冷麺
韓国人がこよなく愛する冷え冷え冷麺~冷やし方が半端ない!

ずいぶん昔、日本の韓国料理店で冷麺を食べたことがあります。麺はまるで輪ゴムを噛んでいるようで、いつ飲み込んだらいいか分かりませんでした。

そんな経験があったので、それからずーっと冷麺を避けてきました。そのことを韓国人の友人に話すと、

「それはおかしい。麺の質が悪いか、ゆで時間が足らない。夏になったら作ってあげる。」

と言われ、ついに韓国人の満足する冷麺と対面することになりました。

冷麺

韓国のスーパーでは家庭用にたくさんの冷麺が売られています。子供からお年寄りまでみんな冷麺が大好きです。冷麺なしの夏は考えられないそうです。日本でよく見かける冷やし中華と同じ感じで、ゆでるだけになった麺と袋に入ったスープがセットになっています。

ちなみに、冷麺、冷やし中華、冷やしラーメンはそれぞれ全くの別ものなので混同しないようにしましょう。冷麺はたっぷりのスープがあるので250㏄ぐらいのスープが袋に入っています。

買って来ると韓国人はだいたいそれを冷凍庫で保存します。みんなが愛する冷麺なので、作り方にもこだわります。

こだわりのポイントはいかに冷たく食べるか。

いざ冷麺を食べたい時に取り出してスープを常温に置き、麺をゆでたりゆで卵の準備をしたりします。麺がゆだったら冷水でしめ、それからスープをかけるのですが…。まだ溶けきっていないのでシャクシャク音がする状態です。本当に冷え冷え。

日本の韓国料理店で食べた時にはぬるいスープに二つほど氷が入っていたような気がしますが、本場物はスープ自体が凍っていました。

もともと私は冷たいものがあまり得意ではなく、かき氷はおろか冷蔵庫から出したばかりのビールも飲めない人です。熱いお茶をいれてから冷麺をいただきました。

麺の食感はモチモチツルツルで美味しかったです。以前食べたゴム感はなく、冷麺への見方が変わりました。
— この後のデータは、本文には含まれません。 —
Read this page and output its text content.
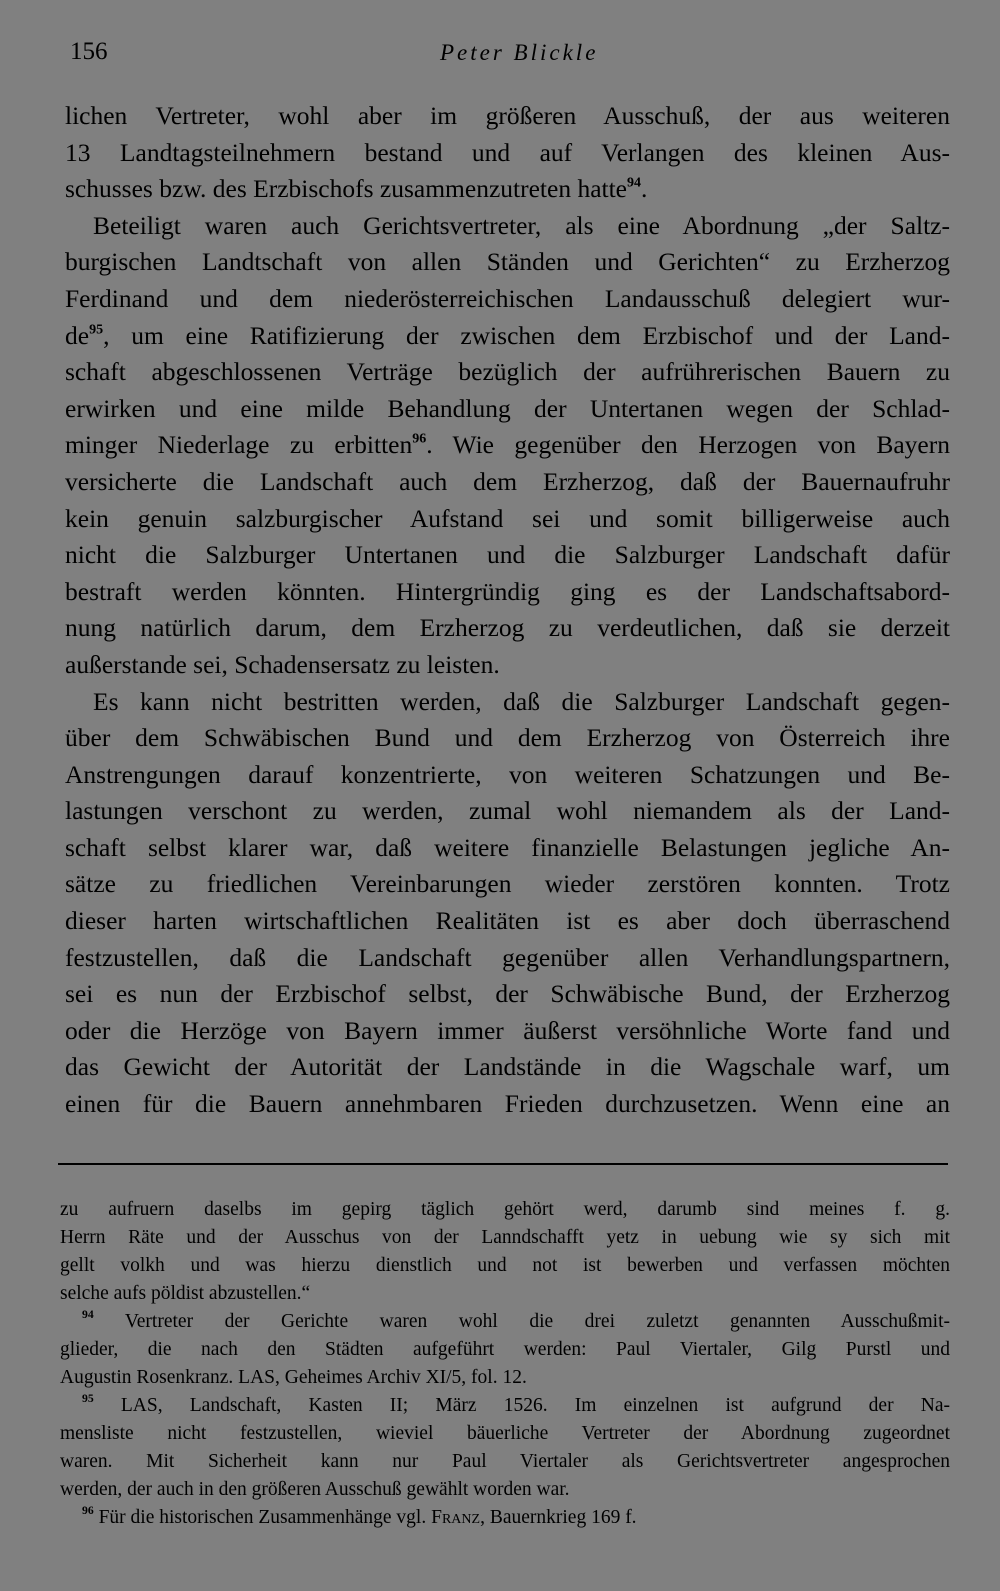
156	Peter Blickle
lichen Vertreter, wohl aber im größeren Ausschuß, der aus weiteren
13 Landtagsteilnehmern bestand und auf Verlangen des kleinen Aus-
schusses bzw. des Erzbischofs zusammenzutreten hatte$^{94}$.
Beteiligt waren auch Gerichtsvertreter, als eine Abordnung „der Saltz-
burgischen Landtschaft von allen Ständen und Gerichten“ zu Erzherzog
Ferdinand und dem niederösterreichischen Landausschuß delegiert wur-
$de^{95}$, um eine Ratifizierung der zwischen dem Erzbischof und der Land-
schaft abgeschlossenen Verträge bezüglich der aufrührerischen Bauern zu
erwirken und eine milde Behandlung der Untertanen wegen der Schlad-
minger Niederlage zu erbitten$^{96}$. Wie gegenüber den Herzogen von Bayern
versicherte die Landschaft auch dem Erzherzog, daß der Bauernaufruhr
kein genuin salzburgischer Aufstand sei und somit billigerweise auch
nicht die Salzburger Untertanen und die Salzburger Landschaft dafür
bestraft werden könnten. Hintergründig ging es der Landschaftsabord-
nung natürlich darum, dem Erzherzog zu verdeutlichen, daß sie derzeit
außerstande sei, Schadensersatz zu leisten.
Es kann nicht bestritten werden, daß die Salzburger Landschaft gegen-
über dem Schwäbischen Bund und dem Erzherzog von Österreich ihre
Anstrengungen darauf konzentrierte, von weiteren Schatzungen und Be-
lastungen verschont zu werden, zumal wohl niemandem als der Land-
schaft selbst klarer war, daß weitere finanzielle Belastungen jegliche An-
sätze zu friedlichen Vereinbarungen wieder zerstören konnten. Trotz
dieser harten wirtschaftlichen Realitäten ist es aber doch überraschend
festzustellen, daß die Landschaft gegenüber allen Verhandlungspartnern,
sei es nun der Erzbischof selbst, der Schwäbische Bund, der Erzherzog
oder die Herzöge von Bayern immer äußerst versöhnliche Worte fand und
das Gewicht der Autorität der Landstände in die Wagschale warf, um
einen für die Bauern annehmbaren Frieden durchzusetzen. Wenn eine an
zu aufruern daselbs im gepirg täglich gehört werd, darumb sind meines f. g.
Herrn Räte und der Ausschus von der Lanndschafft yetz in uebung wie sy sich mit
gellt volkh und was hierzu dienstlich und not ist bewerben und verfassen möchten
selche aufs pöldist abzustellen.“
$^{94}$ Vertreter der Gerichte waren wohl die drei zuletzt genannten Ausschußmit-
glieder, die nach den Städten aufgeführt werden: Paul Viertaler, Gilg Purstl und
Augustin Rosenkranz. LAS, Geheimes Archiv XI/5, fol. 12.
$^{95}$ LAS, Landschaft, Kasten II; März 1526. Im einzelnen ist aufgrund der Na-
mensliste nicht festzustellen, wieviel bäuerliche Vertreter der Abordnung zugeordnet
waren. Mit Sicherheit kann nur Paul Viertaler als Gerichtsvertreter angesprochen
werden, der auch in den größeren Ausschuß gewählt worden war.
$^{96}$ Für die historischen Zusammenhänge vgl. Franz, Bauernkrieg 169 f.
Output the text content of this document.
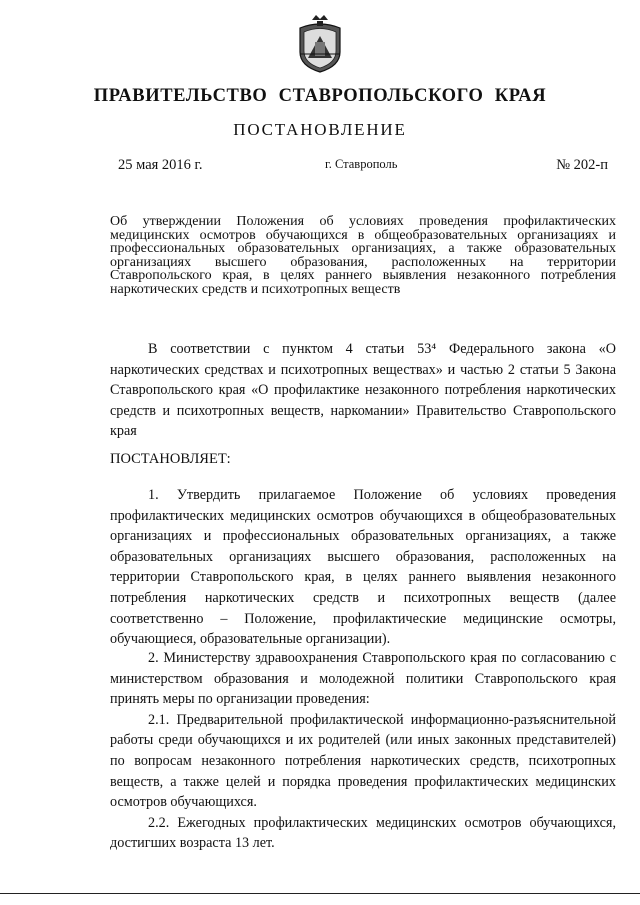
ПРАВИТЕЛЬСТВО СТАВРОПОЛЬСКОГО КРАЯ
ПОСТАНОВЛЕНИЕ
25 мая 2016 г.	г. Ставрополь	№ 202-п
Об утверждении Положения об условиях проведения профилактических медицинских осмотров обучающихся в общеобразовательных организациях и профессиональных образовательных организациях, а также образовательных организациях высшего образования, расположенных на территории Ставропольского края, в целях раннего выявления незаконного потребления наркотических средств и психотропных веществ

В соответствии с пунктом 4 статьи 53⁴ Федерального закона «О наркотических средствах и психотропных веществах» и частью 2 статьи 5 Закона Ставропольского края «О профилактике незаконного потребления наркотических средств и психотропных веществ, наркомании» Правительство Ставропольского края

ПОСТАНОВЛЯЕТ:

1. Утвердить прилагаемое Положение об условиях проведения профилактических медицинских осмотров обучающихся в общеобразовательных организациях и профессиональных образовательных организациях, а также образовательных организациях высшего образования, расположенных на территории Ставропольского края, в целях раннего выявления незаконного потребления наркотических средств и психотропных веществ (далее соответственно – Положение, профилактические медицинские осмотры, обучающиеся, образовательные организации).

2. Министерству здравоохранения Ставропольского края по согласованию с министерством образования и молодежной политики Ставропольского края принять меры по организации проведения:

2.1. Предварительной профилактической информационно-разъяснительной работы среди обучающихся и их родителей (или иных законных представителей) по вопросам незаконного потребления наркотических средств, психотропных веществ, а также целей и порядка проведения профилактических медицинских осмотров обучающихся.

2.2. Ежегодных профилактических медицинских осмотров обучающихся, достигших возраста 13 лет.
スープもとてもあっさりしていて夏向きです。麺の上にキムチをのせて食べるのも韓国流ですが、これもまた美味しい。

ただ、冷たすぎる。ひたすら冷たいんです。

半分ほど食べたところで冷たさに耐えられず、私は友人の反対を押し切ってレンジで常温までチンしました。

「常温の冷麺はもはや冷麺ではない」

と突っ込まれましたが、私からするとこの方がスープと麺の味がよくわかり、安心感のある美味しさでした。

韓国では全体的な食文化として、健康に配慮する意識が高いように感じますが、この極度に冷たい冷麺は健康志向に反すると思うのは私だけでしょうか?

かき氷を食べても平気な方や、お腹には自信がある、という方はトライしてみるのもいいかもしれません。